A serger just isn’t in the cards until at least next Christmas. But I really do want to make more clothing from knits. I’ve always stayed away from knits because I found them hard to work with. I have discovered that sewing a zigzag stitch helps. So I put in my ballpoint needle and gave it a go. I tried sewing my knits with a zigzag stitch and I see how that helps with having some give in the seam (when there is so much give in the fabric). And it isn't what I am used to, but it works.
So I decided to try some different stitch lengths on a straight stitch. (I am just too old-fashioned to sew a seam with a zigzag stitch.) I plan to make several Renfrew tops for the spring, so I may come to feel differently about this.
|The straight stitch puckered a bit...|
First thing I noticed was that I needed to change the amount of seam allowance I was using. I tend to play with seam allowances because the measured sizes never truly pan out for me. It’s always more or less right, but I tend to have to take seams in or let them out for a customized fit.
So the 5/8 of an inch was too much. I went to half an inch and then a quarter of an inch.
I found when pressing the seam open, the ¼ inch seam allowance worked for me. I was too scared to try anything more extreme. I used pinking shears to finish the seams.
Another thing to note, I always back-stitch at the beginning and ending of a seam to secure it. Don’t do this with knits! After some tears, I’ve learned to either tie the ends the old-fashioned way (no thank you) or to simply stitch in place for a few seconds. This keeps the fabric from bunching up.
Then I happened to notice, in my sewing manual, that my machine has a stretch stitch!!! (Yes after working for about an hour and really feeling like I can conquer this shirt pattern, I notice that I have a stretch stitch!!!! Oh the frustration!) This stitch is created by the machine making two stitches forward and one backward stitch. This stitch takes a bit more time to sew then a regular straight stitch but the results are well worth the small amount of additional time.

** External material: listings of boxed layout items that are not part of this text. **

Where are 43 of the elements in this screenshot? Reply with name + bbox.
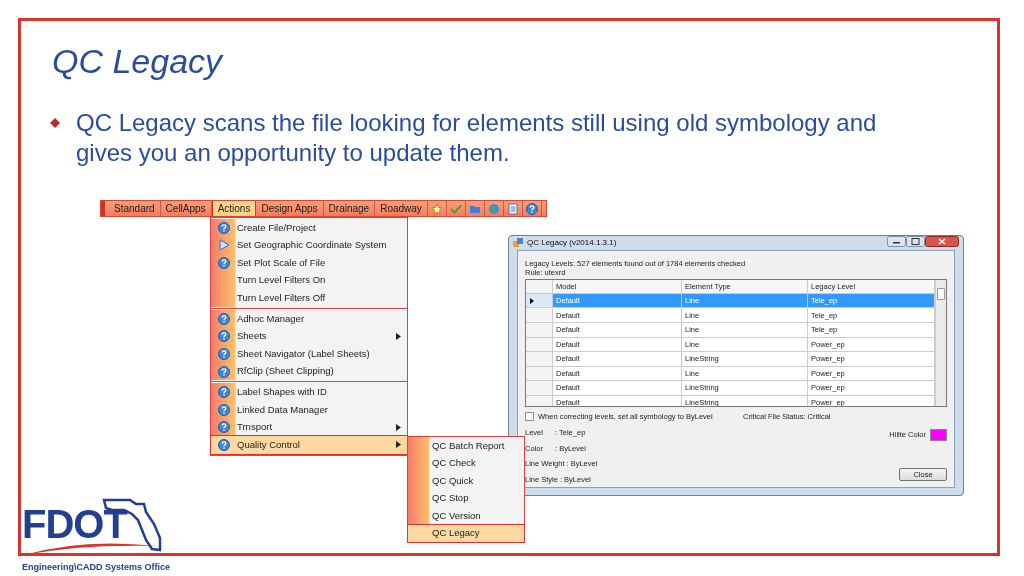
office-name: Engineering\CADD Systems Office [22, 561, 172, 574]
help-icon [218, 347, 230, 360]
submenu-arrow-icon [396, 441, 401, 449]
maximize-icon[interactable] [906, 236, 925, 247]
minimize-icon[interactable] [887, 236, 906, 247]
checkbox[interactable] [525, 411, 534, 421]
toolbar-tab[interactable]: Design Apps [256, 201, 324, 216]
globe-icon[interactable] [487, 202, 500, 215]
menu-item[interactable]: Quality Control [211, 436, 407, 454]
help-icon[interactable] [525, 202, 538, 215]
submenu-arrow-icon [396, 423, 401, 431]
help-icon [218, 438, 230, 451]
logo-text: FDOT [22, 504, 127, 544]
help-icon [218, 312, 230, 325]
bullet-text: QC Legacy scans the file looking for elements still using old symbology and gives you an opportunity to update them. [76, 108, 878, 168]
color-swatch[interactable] [930, 429, 947, 441]
submenu-item[interactable]: QC Legacy [408, 524, 524, 542]
toolbar-tab[interactable]: CellApps [160, 201, 212, 216]
checkmark-icon[interactable] [449, 202, 462, 215]
help-icon [218, 221, 230, 234]
app-icon [513, 237, 523, 248]
play-icon [218, 239, 230, 252]
submenu-item[interactable]: QC Version [408, 507, 524, 525]
toolbar-tab[interactable]: Actions [211, 201, 257, 216]
scrollbar[interactable] [935, 279, 946, 406]
help-icon [218, 421, 230, 434]
slide-title: QC Legacy [52, 41, 223, 82]
corner-header [526, 279, 553, 294]
help-icon [218, 330, 230, 343]
toolbar-tab[interactable]: Standard [109, 201, 161, 216]
toolbar-tab[interactable]: Drainage [323, 201, 376, 216]
close-icon[interactable] [925, 236, 959, 247]
help-icon [218, 365, 230, 378]
help-icon [218, 386, 230, 399]
toolbar-tab[interactable]: Roadway [375, 201, 428, 216]
document-icon[interactable] [506, 202, 519, 215]
help-icon [218, 403, 230, 416]
help-icon [218, 257, 230, 269]
row-pointer-icon [530, 297, 534, 304]
bullet-icon [50, 118, 60, 128]
star-icon[interactable] [430, 202, 443, 215]
submenu-arrow-icon [396, 332, 401, 340]
window-title: QC Legacy (v2014.1.3.1) [527, 236, 618, 249]
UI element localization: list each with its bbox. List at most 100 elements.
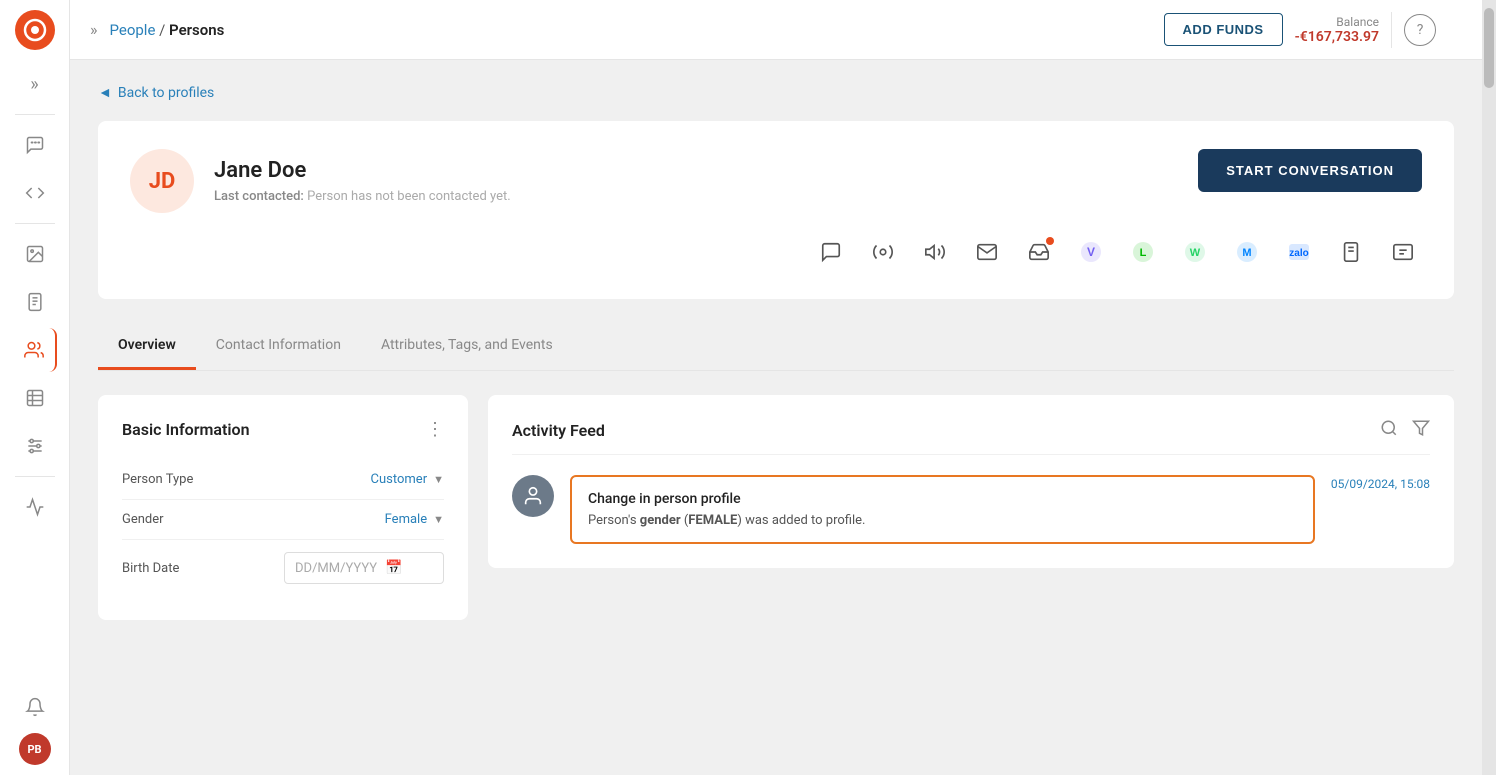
chatbot-channel-icon[interactable] bbox=[864, 233, 902, 271]
inbox-channel-icon[interactable] bbox=[1020, 233, 1058, 271]
gender-label: Gender bbox=[122, 512, 164, 527]
svg-text:M: M bbox=[1242, 247, 1251, 259]
birth-date-input[interactable]: DD/MM/YYYY 📅 bbox=[284, 552, 444, 584]
profile-name: Jane Doe bbox=[214, 158, 511, 183]
user-avatar[interactable]: PB bbox=[19, 733, 51, 765]
sidebar-item-notifications[interactable] bbox=[13, 685, 57, 729]
breadcrumb-separator: / bbox=[155, 21, 169, 39]
sidebar-divider-3 bbox=[15, 476, 55, 477]
start-conversation-button[interactable]: START CONVERSATION bbox=[1198, 149, 1422, 192]
add-funds-button[interactable]: ADD FUNDS bbox=[1164, 13, 1283, 46]
sidebar-item-table[interactable] bbox=[13, 376, 57, 420]
profile-left: JD Jane Doe Last contacted: Person has n… bbox=[130, 149, 511, 213]
birth-date-row: Birth Date DD/MM/YYYY 📅 bbox=[122, 540, 444, 596]
birth-date-label: Birth Date bbox=[122, 561, 179, 576]
profile-card: JD Jane Doe Last contacted: Person has n… bbox=[98, 121, 1454, 299]
gender-row: Gender Female ▼ bbox=[122, 500, 444, 540]
basic-info-card: Basic Information ⋮ Person Type Customer… bbox=[98, 395, 468, 620]
tab-contact-information[interactable]: Contact Information bbox=[196, 323, 361, 370]
activity-item: Change in person profile Person's gender… bbox=[512, 475, 1430, 544]
gender-text: Female bbox=[385, 512, 427, 527]
breadcrumb-people[interactable]: People bbox=[110, 21, 156, 39]
activity-event-text: Person's gender (FEMALE) was added to pr… bbox=[588, 513, 1297, 528]
sidebar: » PB bbox=[0, 0, 70, 775]
line-channel-icon[interactable]: L bbox=[1124, 233, 1162, 271]
tab-overview[interactable]: Overview bbox=[98, 323, 196, 370]
scrollbar[interactable] bbox=[1482, 0, 1496, 775]
activity-feed-card: Activity Feed bbox=[488, 395, 1454, 568]
email-channel-icon[interactable] bbox=[968, 233, 1006, 271]
sidebar-divider-1 bbox=[15, 114, 55, 115]
zalo-channel-icon[interactable]: zalo bbox=[1280, 233, 1318, 271]
activity-actions bbox=[1380, 419, 1430, 442]
activity-feed-header: Activity Feed bbox=[512, 419, 1430, 455]
sidebar-item-chat[interactable] bbox=[13, 123, 57, 167]
push-channel-icon[interactable] bbox=[1384, 233, 1422, 271]
back-arrow-icon: ◄ bbox=[98, 84, 112, 101]
activity-search-button[interactable] bbox=[1380, 419, 1398, 442]
last-contacted-label: Last contacted: bbox=[214, 189, 304, 204]
sidebar-item-gallery[interactable] bbox=[13, 232, 57, 276]
person-type-text: Customer bbox=[371, 472, 428, 487]
sidebar-item-analytics[interactable] bbox=[13, 485, 57, 529]
activity-bubble: Change in person profile Person's gender… bbox=[570, 475, 1315, 544]
last-contacted-value: Person has not been contacted yet. bbox=[307, 189, 511, 204]
profile-avatar: JD bbox=[130, 149, 194, 213]
sidebar-expand-icon[interactable]: » bbox=[13, 62, 57, 106]
calendar-icon: 📅 bbox=[385, 560, 402, 576]
activity-bubble-container: Change in person profile Person's gender… bbox=[570, 475, 1315, 544]
profile-info: Jane Doe Last contacted: Person has not … bbox=[214, 158, 511, 204]
activity-timestamp: 05/09/2024, 15:08 bbox=[1331, 477, 1430, 491]
sidebar-item-people[interactable] bbox=[13, 328, 57, 372]
svg-text:L: L bbox=[1140, 247, 1147, 259]
expand-icon[interactable]: » bbox=[90, 20, 98, 39]
balance-label: Balance bbox=[1295, 15, 1379, 29]
sms2-channel-icon[interactable] bbox=[1332, 233, 1370, 271]
svg-text:W: W bbox=[1190, 247, 1201, 259]
activity-text-bold2: FEMALE bbox=[688, 513, 737, 528]
main-content: » People / Persons ADD FUNDS Balance -€1… bbox=[70, 0, 1482, 775]
topbar: » People / Persons ADD FUNDS Balance -€1… bbox=[70, 0, 1482, 60]
sidebar-item-code[interactable] bbox=[13, 171, 57, 215]
voice-channel-icon[interactable] bbox=[916, 233, 954, 271]
help-button[interactable]: ? bbox=[1404, 14, 1436, 46]
tab-attributes-tags-events[interactable]: Attributes, Tags, and Events bbox=[361, 323, 573, 370]
svg-text:zalo: zalo bbox=[1289, 248, 1308, 259]
messenger-channel-icon[interactable]: M bbox=[1228, 233, 1266, 271]
profile-top: JD Jane Doe Last contacted: Person has n… bbox=[130, 149, 1422, 213]
person-type-label: Person Type bbox=[122, 472, 193, 487]
app-logo[interactable] bbox=[15, 10, 55, 50]
back-link-label: Back to profiles bbox=[118, 85, 214, 101]
basic-info-column: Basic Information ⋮ Person Type Customer… bbox=[98, 395, 468, 620]
activity-text-before: Person's bbox=[588, 513, 640, 528]
activity-text-after: ) was added to profile. bbox=[737, 513, 865, 528]
activity-avatar bbox=[512, 475, 554, 517]
breadcrumb-persons: Persons bbox=[169, 21, 224, 39]
activity-feed-title: Activity Feed bbox=[512, 421, 605, 440]
tabs-bar: Overview Contact Information Attributes,… bbox=[98, 323, 1454, 371]
balance-display: Balance -€167,733.97 bbox=[1295, 15, 1379, 45]
last-contacted: Last contacted: Person has not been cont… bbox=[214, 189, 511, 204]
basic-info-title: Basic Information bbox=[122, 420, 250, 439]
person-type-row: Person Type Customer ▼ bbox=[122, 460, 444, 500]
whatsapp-channel-icon[interactable]: W bbox=[1176, 233, 1214, 271]
activity-filter-button[interactable] bbox=[1412, 419, 1430, 442]
topbar-divider bbox=[1391, 12, 1392, 48]
basic-info-menu-icon[interactable]: ⋮ bbox=[426, 419, 444, 440]
viber-channel-icon[interactable]: V bbox=[1072, 233, 1110, 271]
gender-value[interactable]: Female ▼ bbox=[385, 512, 444, 527]
birth-date-placeholder: DD/MM/YYYY bbox=[295, 561, 377, 576]
gender-chevron: ▼ bbox=[433, 513, 444, 526]
sms-channel-icon[interactable] bbox=[812, 233, 850, 271]
two-col-layout: Basic Information ⋮ Person Type Customer… bbox=[98, 395, 1454, 620]
svg-text:V: V bbox=[1087, 245, 1095, 259]
sidebar-item-forms[interactable] bbox=[13, 280, 57, 324]
activity-text-bold1: gender bbox=[640, 513, 681, 528]
person-type-value[interactable]: Customer ▼ bbox=[371, 472, 444, 487]
sidebar-divider-2 bbox=[15, 223, 55, 224]
sidebar-item-settings[interactable] bbox=[13, 424, 57, 468]
activity-feed-column: Activity Feed bbox=[488, 395, 1454, 620]
back-to-profiles-link[interactable]: ◄ Back to profiles bbox=[98, 84, 1454, 101]
channel-icons-row: V L W M zalo bbox=[130, 233, 1422, 271]
page-area: ◄ Back to profiles JD Jane Doe Last cont… bbox=[70, 60, 1482, 775]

Finally, I found a "leaf" stitch that my sewing manual (from the late 70s) called the "serger" stitch. I think I have found my stitch for knits.
Some of my favourite T’s have a thin strip of what looks like clear elastic sewn into the seam. It must be a stabilizer as well. I don’t have this, and at this point, I am not willing to go out and buy some. So I decided to try using freezer paper when sewing the seam. I got the idea from here. This tip always seemed too fussy for me but I have to say, it was magic. It was so much easier. And when done, just rip the freezer paper away!
Now on to the hem: what a problem hems are on knits. I think the hems are what have kept me from knit fabrics all these years. I found that top-stitching left some puckering. I decided, on a whim to add interfacing. (When I change zippers on knit cardigans, I find twill tape of interfacing help to stabilize the garment for me.) I extended that thinking into using interfacing. But what interfacing do you use with knits?I've just used a light wt fusible one, for now. Is there one that is designed specifically for knits?